ChristmasChroniclesBookFairie · 18/03/2026 19:39

I salute you OP!

Neighbours sound like twats and boo hoo they can’t block your view anymore when they are clearly unwilling to block their own 🙄.

Just take care to log every interaction and gather evidence. Ideally record it all with sound!

Easterbunnyishotandcross · 18/03/2026 19:46

Is he ever parked on the path?

FizzingAda · 18/03/2026 19:46

We once lived in a small cottage with a small front garden, and the lounge was at the front with one window. The guy next door but one got a job driving an artic lorry, and brought it home every weekend, and parked it across our house and the next door one, which blocked the light out completely. So I sympathise

DreamyRedMoose · 18/03/2026 19:49

I would have got a cheap car to purposely leave it there and never move it...yes anyone can park on the roads but in a situation like that it's about common decency and respect...
Well done..never move that car..

givemesteel · 18/03/2026 20:15

OP you have actually inspired me to buy a crap car which I will never drive and park it to the left of my drive as I live very close to a popular high road and am so sick of people parking partially over my drive to access it. It would be worth £30 a month to avoid that agro.

Ohfudgeoff · 18/03/2026 20:23

Happyjoe · 18/03/2026 14:57

If I could afford it I would've got another car, just so I don't get a view and blocked daylight of a van that sits there for days at a time. They are entitled to do what they want, hey, so is everyone else.

Of course. Doesn't stop it being lazy though if you get one "for a run around" because you may or may not need it for one week.

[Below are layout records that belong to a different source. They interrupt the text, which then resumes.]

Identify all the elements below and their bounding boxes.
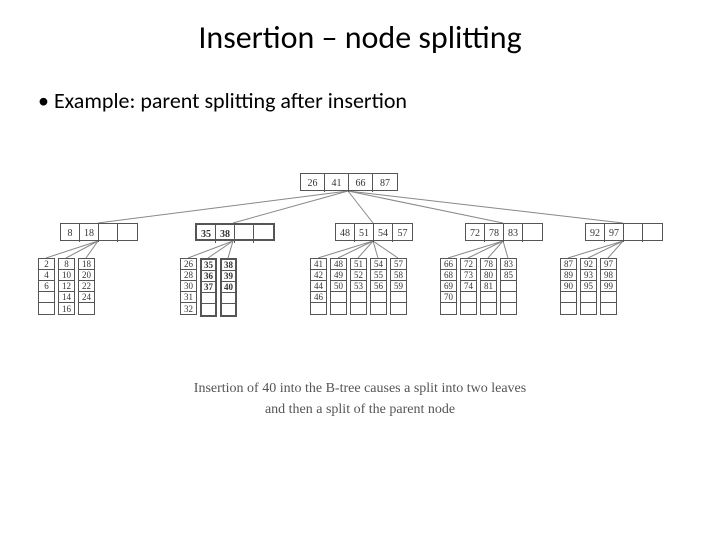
tree-leaf: 810121416 [58, 258, 75, 315]
tree-leaf: 8385 [500, 258, 517, 315]
tree-leaf: 788081 [480, 258, 497, 315]
tree-node: 26416687 [300, 173, 398, 191]
tree-node: 727883 [465, 223, 543, 241]
tree-leaf: 929395 [580, 258, 597, 315]
tree-leaf: 515253 [350, 258, 367, 315]
example-bullet: Example: parent splitting after insertio… [38, 87, 720, 114]
tree-leaf: 353637 [200, 258, 217, 317]
tree-leaf: 878990 [560, 258, 577, 315]
tree-leaf: 66686970 [440, 258, 457, 315]
tree-leaf: 484950 [330, 258, 347, 315]
tree-leaf: 383940 [220, 258, 237, 317]
tree-node: 818 [60, 223, 138, 241]
tree-leaf: 246 [38, 258, 55, 315]
caption-line-1: Insertion of 40 into the B-tree causes a… [194, 381, 526, 396]
tree-leaf: 727374 [460, 258, 477, 315]
tree-leaf: 2628303132 [180, 258, 197, 315]
tree-node: 9297 [585, 223, 663, 241]
tree-node: 3538 [195, 223, 275, 241]
tree-leaf: 545556 [370, 258, 387, 315]
page-title: Insertion – node splitting [0, 18, 720, 57]
caption-line-2: and then a split of the parent node [265, 402, 455, 417]
tree-leaf: 979899 [600, 258, 617, 315]
tree-leaf: 41424446 [310, 258, 327, 315]
tree-leaf: 18202224 [78, 258, 95, 315]
diagram-caption: Insertion of 40 into the B-tree causes a… [0, 378, 720, 420]
tree-leaf: 575859 [390, 258, 407, 315]
tree-node: 48515457 [335, 223, 413, 241]
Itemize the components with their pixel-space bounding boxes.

YepItsAnotherOne · 18/03/2026 20:25

Ohfudgeoff · 18/03/2026 20:23

Of course. Doesn't stop it being lazy though if you get one "for a run around" because you may or may not need it for one week.

How is that lazy exactly?

Whacker · 18/03/2026 20:26

Your neighbours are dicks. No one wants to look at a large white van outside their living room window including the van owner next door! the absolute cf of it parking outside the single woman’s house when they have space outside their own house and trying to intimidate you, what awful people.

LunchtimeIllusion · 18/03/2026 20:36

Keep parking your car in front of your house, and keep a log of everything. Do you have any footage of them throwing rubbish into your garden?

I also have a spare car. If you live somewhere without decent public transport, need a car to go about your daily life, and can afford to run an extra car then it’s absolutely worth it.